From our day-to-day experience, we develop our notion of reality. However, our perception of physical properties, such as position and momentum, needs refinement to describe natural phenomena correctly. In this chapter we introduce fundamental principles of the quantum theory that does so with enduring cogency. The laws of nature that govern the functioning of the physical universe cannot be accounted for using classical physics of Newton, Lagrange, and Hamilton. Foundational principles and mathematical structure of quantum theory are introduced in this chapter.

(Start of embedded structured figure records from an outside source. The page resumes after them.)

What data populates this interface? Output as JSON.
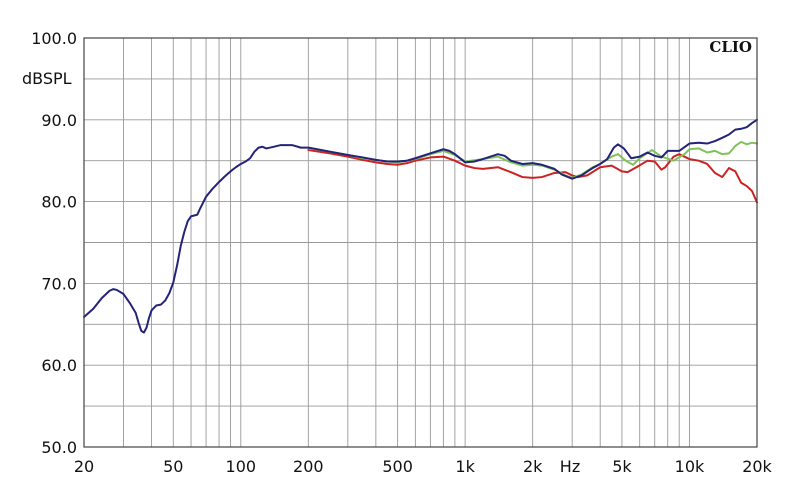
{
  "chart_data": {
    "type": "line",
    "brand": "CLIO",
    "ylabel": "dBSPL",
    "xlabel": "Hz",
    "x_scale": "log",
    "xlim": [
      20,
      20000
    ],
    "ylim": [
      50,
      100
    ],
    "grid": true,
    "y_ticks": [
      {
        "value": 100,
        "label": "100.0"
      },
      {
        "value": 90,
        "label": "90.0"
      },
      {
        "value": 80,
        "label": "80.0"
      },
      {
        "value": 70,
        "label": "70.0"
      },
      {
        "value": 60,
        "label": "60.0"
      },
      {
        "value": 50,
        "label": "50.0"
      }
    ],
    "x_ticks": [
      {
        "value": 20,
        "label": "20"
      },
      {
        "value": 50,
        "label": "50"
      },
      {
        "value": 100,
        "label": "100"
      },
      {
        "value": 200,
        "label": "200"
      },
      {
        "value": 500,
        "label": "500"
      },
      {
        "value": 1000,
        "label": "1k"
      },
      {
        "value": 2000,
        "label": "2k"
      },
      {
        "value": 5000,
        "label": "5k"
      },
      {
        "value": 10000,
        "label": "10k"
      },
      {
        "value": 20000,
        "label": "20k"
      }
    ],
    "x_grid": [
      20,
      30,
      40,
      50,
      60,
      70,
      80,
      90,
      100,
      200,
      300,
      400,
      500,
      600,
      700,
      800,
      900,
      1000,
      2000,
      3000,
      4000,
      5000,
      6000,
      7000,
      8000,
      9000,
      10000,
      20000
    ],
    "series": [
      {
        "color": "#cc2222",
        "points": [
          [
            200,
            86.3
          ],
          [
            250,
            85.9
          ],
          [
            300,
            85.5
          ],
          [
            350,
            85.1
          ],
          [
            400,
            84.8
          ],
          [
            450,
            84.6
          ],
          [
            500,
            84.5
          ],
          [
            550,
            84.7
          ],
          [
            600,
            85.0
          ],
          [
            700,
            85.4
          ],
          [
            800,
            85.5
          ],
          [
            900,
            85.0
          ],
          [
            1000,
            84.4
          ],
          [
            1100,
            84.1
          ],
          [
            1200,
            84.0
          ],
          [
            1400,
            84.2
          ],
          [
            1600,
            83.6
          ],
          [
            1800,
            83.0
          ],
          [
            2000,
            82.9
          ],
          [
            2200,
            83.0
          ],
          [
            2500,
            83.5
          ],
          [
            2800,
            83.6
          ],
          [
            3000,
            83.2
          ],
          [
            3200,
            83.0
          ],
          [
            3500,
            83.2
          ],
          [
            4000,
            84.2
          ],
          [
            4500,
            84.4
          ],
          [
            5000,
            83.7
          ],
          [
            5300,
            83.6
          ],
          [
            5800,
            84.2
          ],
          [
            6500,
            85.0
          ],
          [
            7000,
            84.9
          ],
          [
            7500,
            83.9
          ],
          [
            7800,
            84.2
          ],
          [
            8500,
            85.5
          ],
          [
            9000,
            85.8
          ],
          [
            10000,
            85.2
          ],
          [
            11000,
            85.0
          ],
          [
            12000,
            84.6
          ],
          [
            13000,
            83.5
          ],
          [
            14000,
            83.0
          ],
          [
            15000,
            84.1
          ],
          [
            16000,
            83.7
          ],
          [
            17000,
            82.3
          ],
          [
            18000,
            81.9
          ],
          [
            19000,
            81.3
          ],
          [
            20000,
            79.9
          ]
        ]
      },
      {
        "color": "#7fc25a",
        "points": [
          [
            200,
            86.6
          ],
          [
            250,
            86.1
          ],
          [
            300,
            85.7
          ],
          [
            350,
            85.3
          ],
          [
            400,
            85.1
          ],
          [
            450,
            84.9
          ],
          [
            500,
            84.8
          ],
          [
            600,
            85.2
          ],
          [
            700,
            85.8
          ],
          [
            800,
            86.2
          ],
          [
            900,
            85.7
          ],
          [
            1000,
            84.9
          ],
          [
            1200,
            85.2
          ],
          [
            1400,
            85.5
          ],
          [
            1600,
            84.8
          ],
          [
            1800,
            84.4
          ],
          [
            2000,
            84.5
          ],
          [
            2200,
            84.4
          ],
          [
            2500,
            83.9
          ],
          [
            2800,
            83.2
          ],
          [
            3000,
            82.9
          ],
          [
            3300,
            83.3
          ],
          [
            3700,
            84.2
          ],
          [
            4000,
            84.6
          ],
          [
            4500,
            85.5
          ],
          [
            4800,
            85.8
          ],
          [
            5200,
            85.0
          ],
          [
            5600,
            84.5
          ],
          [
            6000,
            85.3
          ],
          [
            6800,
            86.3
          ],
          [
            7500,
            85.5
          ],
          [
            8500,
            85.0
          ],
          [
            9500,
            85.8
          ],
          [
            10000,
            86.4
          ],
          [
            11000,
            86.5
          ],
          [
            12000,
            86.0
          ],
          [
            13000,
            86.2
          ],
          [
            14000,
            85.8
          ],
          [
            15000,
            85.9
          ],
          [
            16000,
            86.8
          ],
          [
            17000,
            87.3
          ],
          [
            18000,
            87.0
          ],
          [
            19000,
            87.2
          ],
          [
            20000,
            87.1
          ]
        ]
      },
      {
        "color": "#23237a",
        "points": [
          [
            20,
            65.9
          ],
          [
            22,
            66.9
          ],
          [
            24,
            68.2
          ],
          [
            26,
            69.1
          ],
          [
            27,
            69.3
          ],
          [
            28,
            69.2
          ],
          [
            30,
            68.7
          ],
          [
            32,
            67.6
          ],
          [
            34,
            66.4
          ],
          [
            35,
            65.2
          ],
          [
            36,
            64.2
          ],
          [
            37,
            64.0
          ],
          [
            38,
            64.6
          ],
          [
            39,
            65.8
          ],
          [
            40,
            66.7
          ],
          [
            42,
            67.3
          ],
          [
            44,
            67.4
          ],
          [
            46,
            67.9
          ],
          [
            48,
            68.8
          ],
          [
            50,
            70.1
          ],
          [
            52,
            72.2
          ],
          [
            54,
            74.6
          ],
          [
            56,
            76.3
          ],
          [
            58,
            77.6
          ],
          [
            60,
            78.2
          ],
          [
            62,
            78.3
          ],
          [
            64,
            78.4
          ],
          [
            66,
            79.2
          ],
          [
            70,
            80.6
          ],
          [
            75,
            81.6
          ],
          [
            80,
            82.4
          ],
          [
            85,
            83.1
          ],
          [
            90,
            83.7
          ],
          [
            95,
            84.2
          ],
          [
            100,
            84.6
          ],
          [
            105,
            84.9
          ],
          [
            110,
            85.3
          ],
          [
            115,
            86.1
          ],
          [
            120,
            86.6
          ],
          [
            125,
            86.7
          ],
          [
            130,
            86.5
          ],
          [
            140,
            86.7
          ],
          [
            150,
            86.9
          ],
          [
            170,
            86.9
          ],
          [
            185,
            86.6
          ],
          [
            200,
            86.6
          ],
          [
            250,
            86.1
          ],
          [
            300,
            85.7
          ],
          [
            350,
            85.4
          ],
          [
            400,
            85.1
          ],
          [
            450,
            84.9
          ],
          [
            500,
            84.9
          ],
          [
            550,
            85.0
          ],
          [
            600,
            85.3
          ],
          [
            700,
            85.9
          ],
          [
            800,
            86.4
          ],
          [
            850,
            86.2
          ],
          [
            900,
            85.8
          ],
          [
            1000,
            84.8
          ],
          [
            1100,
            84.9
          ],
          [
            1200,
            85.2
          ],
          [
            1400,
            85.8
          ],
          [
            1500,
            85.6
          ],
          [
            1600,
            85.0
          ],
          [
            1800,
            84.6
          ],
          [
            2000,
            84.7
          ],
          [
            2200,
            84.5
          ],
          [
            2500,
            84.0
          ],
          [
            2700,
            83.3
          ],
          [
            3000,
            82.8
          ],
          [
            3300,
            83.2
          ],
          [
            3700,
            84.1
          ],
          [
            4000,
            84.6
          ],
          [
            4300,
            85.2
          ],
          [
            4600,
            86.6
          ],
          [
            4800,
            87.0
          ],
          [
            5100,
            86.5
          ],
          [
            5500,
            85.3
          ],
          [
            6000,
            85.5
          ],
          [
            6500,
            86.0
          ],
          [
            7000,
            85.6
          ],
          [
            7500,
            85.4
          ],
          [
            8000,
            86.2
          ],
          [
            9000,
            86.2
          ],
          [
            10000,
            87.1
          ],
          [
            11000,
            87.2
          ],
          [
            12000,
            87.1
          ],
          [
            13000,
            87.4
          ],
          [
            14000,
            87.8
          ],
          [
            15000,
            88.2
          ],
          [
            16000,
            88.8
          ],
          [
            17000,
            88.9
          ],
          [
            18000,
            89.1
          ],
          [
            19000,
            89.6
          ],
          [
            20000,
            90.0
          ]
        ]
      }
    ]
  }
}
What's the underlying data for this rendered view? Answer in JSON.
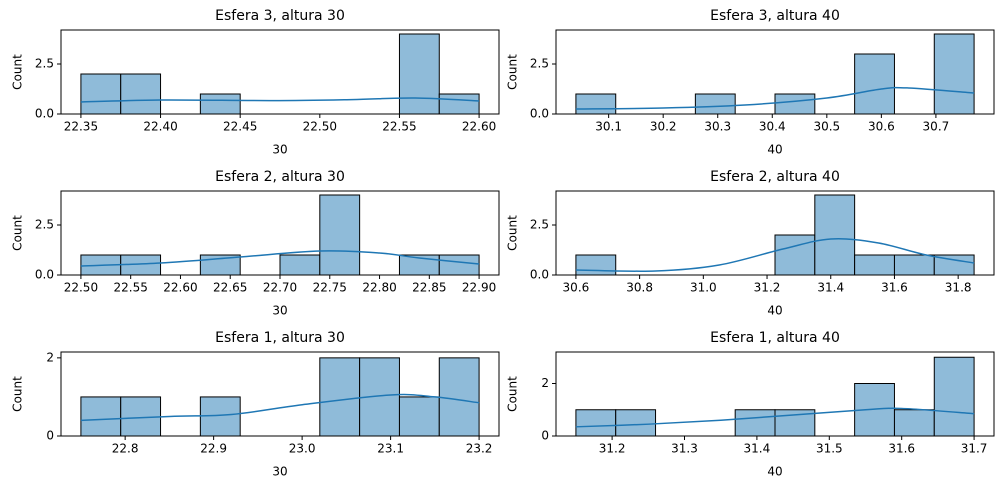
{
  "chart_data": [
    {
      "type": "histogram",
      "title": "Esfera 3, altura 30",
      "xlabel": "30",
      "ylabel": "Count",
      "bins": [
        22.35,
        22.375,
        22.4,
        22.425,
        22.45,
        22.475,
        22.5,
        22.525,
        22.55,
        22.575,
        22.6
      ],
      "values": [
        2,
        2,
        0,
        1,
        0,
        0,
        0,
        0,
        4,
        1
      ],
      "color": "#8fbbd9",
      "edgecolor": "#000000",
      "kde": {
        "color": "#1f77b4",
        "x": [
          22.35,
          22.4,
          22.47,
          22.52,
          22.56,
          22.6
        ],
        "values": [
          0.6,
          0.7,
          0.67,
          0.72,
          0.8,
          0.65
        ]
      },
      "xlim": [
        22.3375,
        22.6125
      ],
      "ylim": [
        0,
        4.2
      ],
      "xticks": [
        22.35,
        {
          "value": 22.4,
          "label": "22.40"
        },
        22.45,
        {
          "value": 22.5,
          "label": "22.50"
        },
        22.55,
        {
          "value": 22.6,
          "label": "22.60"
        }
      ],
      "yticks": [
        {
          "value": 0,
          "label": "0.0"
        },
        2.5
      ]
    },
    {
      "type": "histogram",
      "title": "Esfera 3, altura 40",
      "xlabel": "40",
      "ylabel": "Count",
      "bins": [
        30.04,
        30.113,
        30.186,
        30.259,
        30.332,
        30.405,
        30.478,
        30.551,
        30.624,
        30.697,
        30.77
      ],
      "values": [
        1,
        0,
        0,
        1,
        0,
        1,
        0,
        3,
        0,
        4
      ],
      "color": "#8fbbd9",
      "edgecolor": "#000000",
      "kde": {
        "color": "#1f77b4",
        "x": [
          30.04,
          30.2,
          30.35,
          30.5,
          30.6,
          30.65,
          30.77
        ],
        "values": [
          0.25,
          0.3,
          0.45,
          0.8,
          1.25,
          1.3,
          1.05
        ]
      },
      "xlim": [
        30.0035,
        30.8065
      ],
      "ylim": [
        0,
        4.2
      ],
      "xticks": [
        30.1,
        30.2,
        30.3,
        30.4,
        30.5,
        30.6,
        30.7
      ],
      "yticks": [
        {
          "value": 0,
          "label": "0.0"
        },
        2.5
      ]
    },
    {
      "type": "histogram",
      "title": "Esfera 2, altura 30",
      "xlabel": "30",
      "ylabel": "Count",
      "bins": [
        22.5,
        22.54,
        22.58,
        22.62,
        22.66,
        22.7,
        22.74,
        22.78,
        22.82,
        22.86,
        22.9
      ],
      "values": [
        1,
        1,
        0,
        1,
        0,
        1,
        4,
        0,
        1,
        1
      ],
      "color": "#8fbbd9",
      "edgecolor": "#000000",
      "kde": {
        "color": "#1f77b4",
        "x": [
          22.5,
          22.58,
          22.66,
          22.74,
          22.8,
          22.84,
          22.9
        ],
        "values": [
          0.45,
          0.6,
          0.9,
          1.2,
          1.1,
          0.85,
          0.55
        ]
      },
      "xlim": [
        22.48,
        22.92
      ],
      "ylim": [
        0,
        4.2
      ],
      "xticks": [
        {
          "value": 22.5,
          "label": "22.50"
        },
        22.55,
        {
          "value": 22.6,
          "label": "22.60"
        },
        22.65,
        {
          "value": 22.7,
          "label": "22.70"
        },
        22.75,
        {
          "value": 22.8,
          "label": "22.80"
        },
        22.85,
        {
          "value": 22.9,
          "label": "22.90"
        }
      ],
      "yticks": [
        {
          "value": 0,
          "label": "0.0"
        },
        2.5
      ]
    },
    {
      "type": "histogram",
      "title": "Esfera 2, altura 40",
      "xlabel": "40",
      "ylabel": "Count",
      "bins": [
        30.6,
        30.725,
        30.85,
        30.975,
        31.1,
        31.225,
        31.35,
        31.475,
        31.6,
        31.725,
        31.85
      ],
      "values": [
        1,
        0,
        0,
        0,
        0,
        2,
        4,
        1,
        1,
        1
      ],
      "color": "#8fbbd9",
      "edgecolor": "#000000",
      "kde": {
        "color": "#1f77b4",
        "x": [
          30.6,
          30.85,
          31.05,
          31.25,
          31.4,
          31.55,
          31.7,
          31.85
        ],
        "values": [
          0.25,
          0.2,
          0.5,
          1.3,
          1.8,
          1.6,
          1.0,
          0.6
        ]
      },
      "xlim": [
        30.5375,
        31.9125
      ],
      "ylim": [
        0,
        4.2
      ],
      "xticks": [
        30.6,
        30.8,
        {
          "value": 31,
          "label": "31.0"
        },
        31.2,
        31.4,
        31.6,
        31.8
      ],
      "yticks": [
        {
          "value": 0,
          "label": "0.0"
        },
        2.5
      ]
    },
    {
      "type": "histogram",
      "title": "Esfera 1, altura 30",
      "xlabel": "30",
      "ylabel": "Count",
      "bins": [
        22.75,
        22.795,
        22.84,
        22.885,
        22.93,
        22.975,
        23.02,
        23.065,
        23.11,
        23.155,
        23.2
      ],
      "values": [
        1,
        1,
        0,
        1,
        0,
        0,
        2,
        2,
        1,
        2
      ],
      "color": "#8fbbd9",
      "edgecolor": "#000000",
      "kde": {
        "color": "#1f77b4",
        "x": [
          22.75,
          22.85,
          22.92,
          23.0,
          23.1,
          23.15,
          23.2
        ],
        "values": [
          0.4,
          0.5,
          0.55,
          0.8,
          1.05,
          1.0,
          0.85
        ]
      },
      "xlim": [
        22.7275,
        23.2225
      ],
      "ylim": [
        0,
        2.15
      ],
      "xticks": [
        22.8,
        22.9,
        {
          "value": 23,
          "label": "23.0"
        },
        23.1,
        23.2
      ],
      "yticks": [
        0,
        2
      ]
    },
    {
      "type": "histogram",
      "title": "Esfera 1, altura 40",
      "xlabel": "40",
      "ylabel": "Count",
      "bins": [
        31.15,
        31.205,
        31.26,
        31.315,
        31.37,
        31.425,
        31.48,
        31.535,
        31.59,
        31.645,
        31.7
      ],
      "values": [
        1,
        1,
        0,
        0,
        1,
        1,
        0,
        2,
        1,
        3
      ],
      "color": "#8fbbd9",
      "edgecolor": "#000000",
      "kde": {
        "color": "#1f77b4",
        "x": [
          31.15,
          31.25,
          31.35,
          31.45,
          31.55,
          31.6,
          31.7
        ],
        "values": [
          0.35,
          0.45,
          0.6,
          0.8,
          1.0,
          1.05,
          0.85
        ]
      },
      "xlim": [
        31.1225,
        31.7275
      ],
      "ylim": [
        0,
        3.2
      ],
      "xticks": [
        31.2,
        31.3,
        31.4,
        31.5,
        31.6,
        31.7
      ],
      "yticks": [
        0,
        2
      ]
    }
  ]
}
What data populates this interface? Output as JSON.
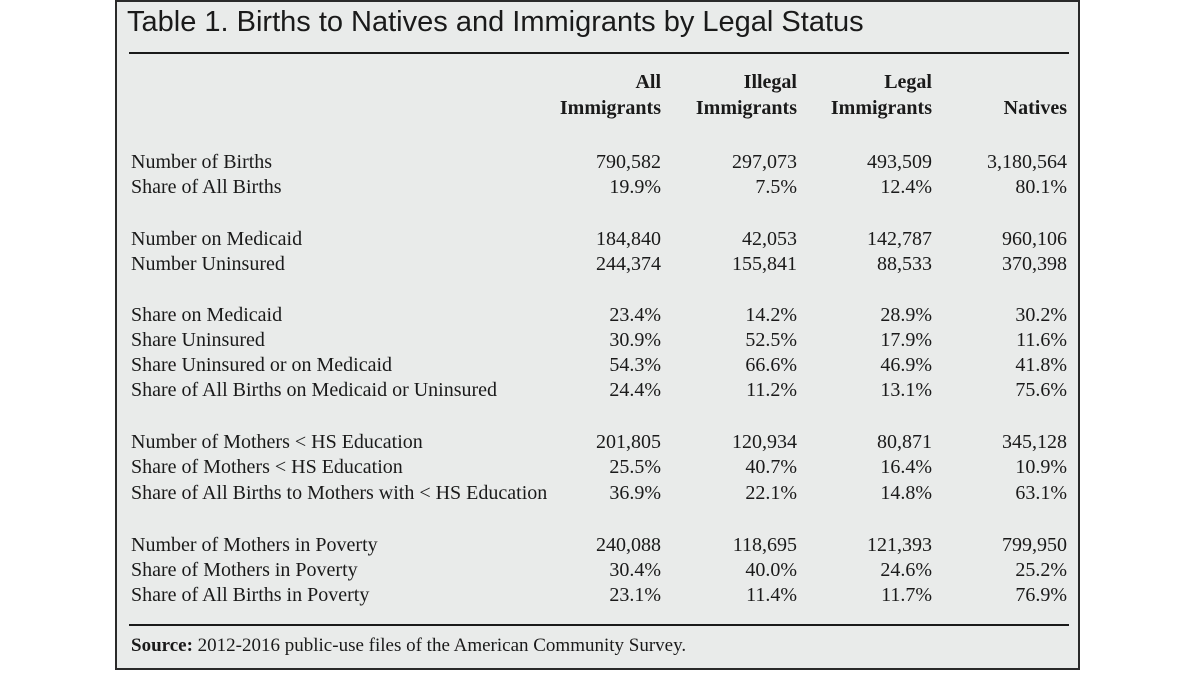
{
  "title": "Table 1. Births to Natives and Immigrants by Legal Status",
  "columns": [
    {
      "line1": "All",
      "line2": "Immigrants"
    },
    {
      "line1": "Illegal",
      "line2": "Immigrants"
    },
    {
      "line1": "Legal",
      "line2": "Immigrants"
    },
    {
      "line1": "",
      "line2": "Natives"
    }
  ],
  "rows": [
    {
      "label": "Number of Births",
      "values": [
        "790,582",
        "297,073",
        "493,509",
        "3,180,564"
      ]
    },
    {
      "label": "Share of All Births",
      "values": [
        "19.9%",
        "7.5%",
        "12.4%",
        "80.1%"
      ]
    },
    {
      "label": "Number on Medicaid",
      "values": [
        "184,840",
        "42,053",
        "142,787",
        "960,106"
      ]
    },
    {
      "label": "Number Uninsured",
      "values": [
        "244,374",
        "155,841",
        "88,533",
        "370,398"
      ]
    },
    {
      "label": "Share on Medicaid",
      "values": [
        "23.4%",
        "14.2%",
        "28.9%",
        "30.2%"
      ]
    },
    {
      "label": "Share Uninsured",
      "values": [
        "30.9%",
        "52.5%",
        "17.9%",
        "11.6%"
      ]
    },
    {
      "label": "Share Uninsured or on Medicaid",
      "values": [
        "54.3%",
        "66.6%",
        "46.9%",
        "41.8%"
      ]
    },
    {
      "label": "Share of All Births on Medicaid or Uninsured",
      "values": [
        "24.4%",
        "11.2%",
        "13.1%",
        "75.6%"
      ]
    },
    {
      "label": "Number of Mothers < HS Education",
      "values": [
        "201,805",
        "120,934",
        "80,871",
        "345,128"
      ]
    },
    {
      "label": "Share of Mothers < HS Education",
      "values": [
        "25.5%",
        "40.7%",
        "16.4%",
        "10.9%"
      ]
    },
    {
      "label": "Share of All Births to Mothers with < HS Education",
      "values": [
        "36.9%",
        "22.1%",
        "14.8%",
        "63.1%"
      ]
    },
    {
      "label": "Number of Mothers in Poverty",
      "values": [
        "240,088",
        "118,695",
        "121,393",
        "799,950"
      ]
    },
    {
      "label": "Share of Mothers in Poverty",
      "values": [
        "30.4%",
        "40.0%",
        "24.6%",
        "25.2%"
      ]
    },
    {
      "label": "Share of All Births in Poverty",
      "values": [
        "23.1%",
        "11.4%",
        "11.7%",
        "76.9%"
      ]
    }
  ],
  "source": {
    "label": "Source:",
    "text": "2012-2016 public-use files of the American Community Survey."
  }
}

1.1 Quantum versus Classical Physics Theories

In classical physics, the mechanical state of a system is represented by a point in the position– velocity phase space, or equivalently in the position–momentum phase space. The entire theoretical formalism of Newtonian–Lagrangian–Hamiltonian mechanics is based on this Galilean conjecture. The classical hypothesis seems appropriate in a large number of physical situations that concern our day-to-day experiences. With this ansatz, the temporal evolution of a system is described by the trajectory of the point in the phase space. The trajectory is obtained from the equation of motion that governs the time dependence of position and velocity, represented respectively by q and (or alternatively the time dependence of position and momentum, represented respectively by q and p). The alternative equations of motion – Newton’s, Lagrange’s, and Hamilton's – are equivalent. Their applicability must be reconciled with the upper limit on accuracy with which conjugate physical properties of an object, viz. position and momentum, are simultaneously measured. There is, however, an inverse relation between the accuracy of simultaneous measurement of these two properties. The more accurately you measure either, the less accurately can you measure the other. The act of measuring either of the conjugate properties requires an observation. Observations resulting in accurate measurements of conjugate variables are, however, not compatible with each other. Heisenberg's principle of uncertainty is the quantitative expression of this law of nature. It is expressed as a rigorous mathematical inequality that is neatly written in a compact form. Nonetheless, we refrain from advancing its mathematical expression too soon. It has no classical analogue. It cannot be written in any terms of what we are familiar with from classical mechanics.